Well everyone here's my update. I clean the chimney Saturday morning and all went well, got about three coffee cans of creosote. From start to finish it took about fifty minutes and here's how you do it.

1, Find a friend and make sure you have the parts diagram and list on hand. :)

2, Look in side the stove and find the two tabs that are holding the Baffle Plate to the side burn plates.
Turn the tabs and unlock the Baffle Plate from the side plates. (you may have to bang them with a split to get them loose)

3, Here is where your friend is going to make your life nice an easy. Have your friend reach into the back of the stove and
push up on the Baffle Plate, while he is pushing up grab the two tabs on the Back Burn Plate and remove the Burn Plate.
then remove the fire brick which are behind the burn plate. (I was surprise when I saw how much creosote was behind
the burn plate) Now have your friend push the front of the Baffle Plate into the front corner of the stove, then angle the Baffle
Plate out. (Remember which way the Baffle Plate II parts list number 40 goes back)

4, After you finish cleaning the chimney put it all back together in reverse order. Remember to make sure that Baffle Plate II
doesn't fall out while your putting the Baffle Plate back in. Put the gaskets back after the Baffle Plate is back in position
this can be done by having your friend push up on the plate while you slide the gaskets in place. Then lock down the tabs and
your done.

5, Crack open a Beer start a fire and enjoy. :cheese:

Chris



I found this post most helpful. I needed help to remove to two bolts in the top, but after that your comments made the task of replacing my Castine back burn plate easy. Instead of two men, I am a 63 yr old woman, and I used a pry bar to make the job a snap. I used it push up the bottom and hold it while I lifted from the top. I was able to lift the damaged back burn plate out through the front and replace it the same way.

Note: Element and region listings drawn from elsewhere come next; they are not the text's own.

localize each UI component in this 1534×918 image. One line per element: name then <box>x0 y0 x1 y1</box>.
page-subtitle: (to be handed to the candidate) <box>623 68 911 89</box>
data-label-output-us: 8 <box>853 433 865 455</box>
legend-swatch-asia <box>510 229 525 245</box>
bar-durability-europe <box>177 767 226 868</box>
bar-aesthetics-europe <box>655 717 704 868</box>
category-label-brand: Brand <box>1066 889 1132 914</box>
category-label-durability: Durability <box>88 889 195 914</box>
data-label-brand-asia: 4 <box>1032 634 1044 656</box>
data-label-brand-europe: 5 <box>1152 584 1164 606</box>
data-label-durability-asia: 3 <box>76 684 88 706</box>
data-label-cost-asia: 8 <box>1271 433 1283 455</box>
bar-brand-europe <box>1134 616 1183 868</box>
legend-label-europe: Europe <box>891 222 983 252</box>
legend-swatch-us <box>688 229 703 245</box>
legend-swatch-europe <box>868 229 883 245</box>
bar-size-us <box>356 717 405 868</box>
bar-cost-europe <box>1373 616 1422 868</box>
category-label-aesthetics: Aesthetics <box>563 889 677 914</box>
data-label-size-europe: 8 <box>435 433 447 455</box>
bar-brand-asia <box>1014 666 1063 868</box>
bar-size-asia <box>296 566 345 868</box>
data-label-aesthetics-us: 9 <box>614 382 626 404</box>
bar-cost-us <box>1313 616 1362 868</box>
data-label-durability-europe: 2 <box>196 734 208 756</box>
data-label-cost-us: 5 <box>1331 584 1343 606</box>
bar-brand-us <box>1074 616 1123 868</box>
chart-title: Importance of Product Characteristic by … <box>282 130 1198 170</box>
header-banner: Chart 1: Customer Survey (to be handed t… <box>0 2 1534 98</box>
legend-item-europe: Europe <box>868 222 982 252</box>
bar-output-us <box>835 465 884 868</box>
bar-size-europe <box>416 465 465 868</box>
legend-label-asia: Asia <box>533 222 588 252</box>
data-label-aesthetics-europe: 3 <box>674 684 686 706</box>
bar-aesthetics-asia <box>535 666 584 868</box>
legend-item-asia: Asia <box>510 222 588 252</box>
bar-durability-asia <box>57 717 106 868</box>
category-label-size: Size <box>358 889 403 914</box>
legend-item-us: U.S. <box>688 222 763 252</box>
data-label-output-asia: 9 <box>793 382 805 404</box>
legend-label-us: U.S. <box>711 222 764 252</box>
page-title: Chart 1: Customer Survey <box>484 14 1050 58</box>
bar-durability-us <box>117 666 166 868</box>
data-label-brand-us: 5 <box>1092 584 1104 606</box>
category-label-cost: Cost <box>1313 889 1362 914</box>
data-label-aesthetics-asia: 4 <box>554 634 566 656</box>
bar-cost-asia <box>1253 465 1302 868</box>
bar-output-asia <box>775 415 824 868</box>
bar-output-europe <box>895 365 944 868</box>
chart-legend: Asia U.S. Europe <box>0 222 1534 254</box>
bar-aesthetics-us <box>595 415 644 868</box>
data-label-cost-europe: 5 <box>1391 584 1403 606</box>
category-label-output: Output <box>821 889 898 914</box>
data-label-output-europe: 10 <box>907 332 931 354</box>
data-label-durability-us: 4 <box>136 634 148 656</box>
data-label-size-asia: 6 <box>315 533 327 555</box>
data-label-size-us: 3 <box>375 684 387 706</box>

Thanks for the step-by-step instructions.

Red Devil
 
Thanks. These posts have been helpful.
1. When we got our Jotul F 400 stove, we removed the baffles from the inside, as well as doors, etc, so that we could lift it onto the hearth more easily. Then, with great difficulty, we replaced the baffles through the door. It can be done, but not recommended
2. Yes, as noted and per the manufacturer's manual, the top is to be unbolted and left that way--it is just bolted for transport. Wish we had noted this and done it initially while the baffles were out. So today I unbolted the top from the inside. I lifted the baffles, put a bar to hold it up, and with some difficulty, removed the two bolts. As noted earlier, they are where the goal posts would be on the football field. 10 mm for reference.
3. Take the top off, and then the baffles lift out easily. Just make a note as to how everything goes back together. (Fire bricks first, back fire wall, then the baffles and the piece that goes on top of these. You can lift the baffles up from the inside and slip the gaskets under it after you put it in. Then, the stove top just sets back on the body--no need to re-bolt it.)
4. Our chimney is a double wall stainless inside. We were advised not to use a metal brush or metal anything, as the brush could perforate the wall, and metal would scratch and roughen the surface, making it easier for the creosote to stick.
5. Clean the chimney. We took off the chimney cap and put a rope on both ends of the six inch brush, and pulled back and forth--one person on the roof, another at the stove. Our chimney is just a straight shot.
6. Our stove and chimney were very clean after a whole season of heating our house with the stove alone. Our distributor told us that she had not cleaned her chimney in over 10 years, using an F 602 (Jotul's smallest) to heat 2000 square feet! So one key to minimizing creosote buildup is to get a smaller stove and run it at hotter temperatures within the acceptable range. Also get a thermometer and burn well seasoned, quality wood hot enough (but not too hot) and the creosote will not collect. We did that, and it seems to work well. Our thermometer shows when the temperature range is neither too hot or not hot enough.